Fig. 3.. T cells with engineered cryptic epitope specific TCRs can bind and activate in response to cryptic epitopes.

(a) pMHC tetramer binding of J76-CD8 T cell expressing TCR-4 targeting the HDGFL2 epitope FGKGHSGM, and TCR-11 targeting the IgLON5 epitope SSLSAWCQLHR. (b) Flow cytometry histogram plots of CD69 upregulation following 18 hour incubation in a cryptic epitope tetramer coated plate across the following conditions: no pMHC coated on the plate, CMV pp65 (irrelevant) pMHC coated on the plate, irrelevant TCR co-cultured with the matched cryptic epitope pMHC, matched TCR co-cultured with the matched cryptic epitope pMHC. Results for TCR-4 (top row) and TCR-11 (bottom row) are shown. (c/d) Evaluation of pMHC tetramer binding and activation of J76-CD8 T cell expressing TCR-4 (c) and TCR-11 (d) across various possible epitope variations of identified cognate cryptic epitopes. The values shown on the heatmaps are background subtracted based on an irrelevant CMV pp65-specific TCR. (e) Constructs carrying HDGFL2.17 epitope or scramble epitope were transduced into CCF-STTG1-GFP astrocytes and co-incubated with primary CD8⁺ T cells transduced to express TCR-4 or irrelevant TCR or untransduced primary CD8⁺ T cells. GFP area over time was detected as a measure of cell death over time. GFP signals were normalized to the scramble construct with the irrelevant T cell condition. The Kolmogorov–Smirnov (two-sided) test was performed on possible differences in the means of the curves. The standard error for each normalized value is shown across four technical replicates.
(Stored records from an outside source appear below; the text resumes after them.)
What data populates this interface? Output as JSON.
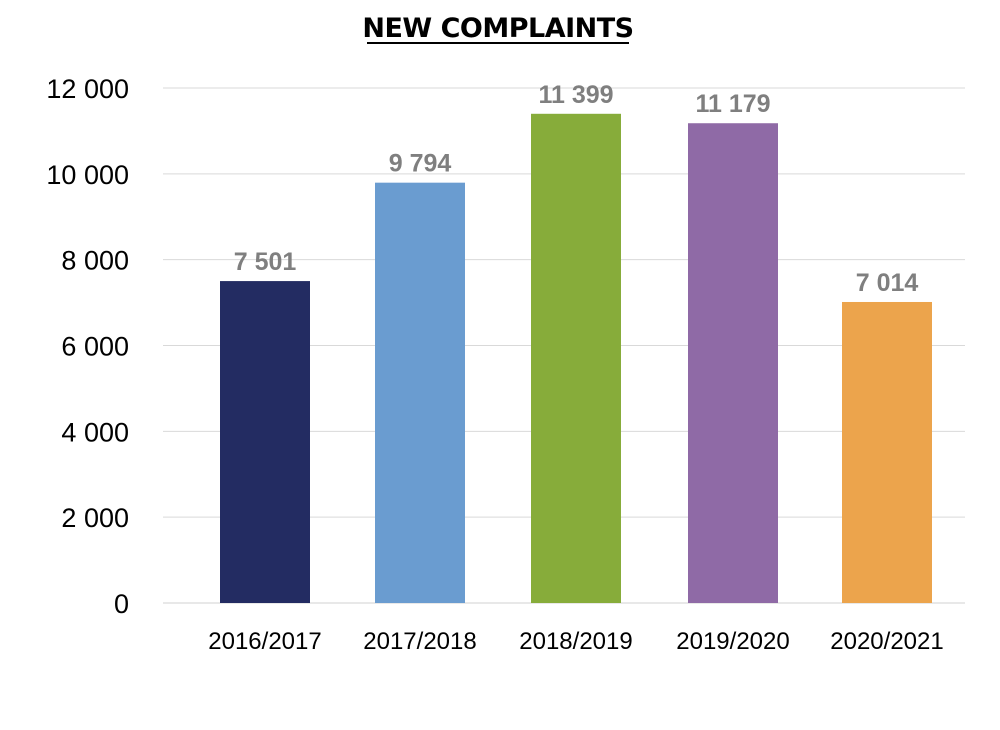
{
  "chart_data": {
    "type": "bar",
    "title": "NEW COMPLAINTS",
    "xlabel": "",
    "ylabel": "",
    "categories": [
      "2016/2017",
      "2017/2018",
      "2018/2019",
      "2019/2020",
      "2020/2021"
    ],
    "values": [
      7501,
      9794,
      11399,
      11179,
      7014
    ],
    "value_labels": [
      "7 501",
      "9 794",
      "11 399",
      "11 179",
      "7 014"
    ],
    "colors": [
      "#232c62",
      "#6a9cd0",
      "#87ac3a",
      "#8f6aa6",
      "#eca44c"
    ],
    "ylim": [
      0,
      12000
    ],
    "yticks": [
      0,
      2000,
      4000,
      6000,
      8000,
      10000,
      12000
    ],
    "ytick_labels": [
      "0",
      "2 000",
      "4 000",
      "6 000",
      "8 000",
      "10 000",
      "12 000"
    ],
    "grid": true,
    "legend": "none"
  }
}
Fig. 4.. HDGFL2 cryptic epitope specific CD8⁺ T cells can efficiently kill TDP-43 deficient astrocytes.

(a) siRNA knockdown and HDGFL2 cryptic exon PCR strategy diagram (left) and Tapestation trace of final HDGFL2 cryptic exon PCR product across control and TDP-43 knockdown (right). (b) Cytotoxicity of HDGFL2 cryptic epitope specific CD8⁺ T cells toward astrocyte-like cell line, CCF-STTG1-GFP, and its HLA-negative version, CCF-STTG1-GFP-β2M-shRNA, across time as measured by GFP expression. Three T cell conditions across control and siRNA TDP-43 knockdown were measured. CD8-TCR-4: human primary activated CD8⁺ T cells transduced to express TCR-4 and enriched via flow cytometry to be 100% tetramer positive using HDGFL2.17 pMHC tetramer; CD8-UT: primary activated and TCR untransduced CD8⁺ T cells from matching donor; No T cell: no T cells were added to the co-culture. GFP signals were normalized to the No T cell condition. The Kolmogorov–Smirnov (two-sided) test was performed on possible differences in the means of the curves between CD8-TCR-4 and CD8-UT in both panels. ***p = 8.305e-07. ns, p = 0.5041. (c) representative images of the CCF-STTG1-GFP:CD8-TCR-4 co-culture across TDP-43 (top) and control (bottom) siRNA knockdown. The red mask marks cells undergoing cell death as indicated by caspase 3/7 dye. The standard error for each normalized value is shown across three technical replicates.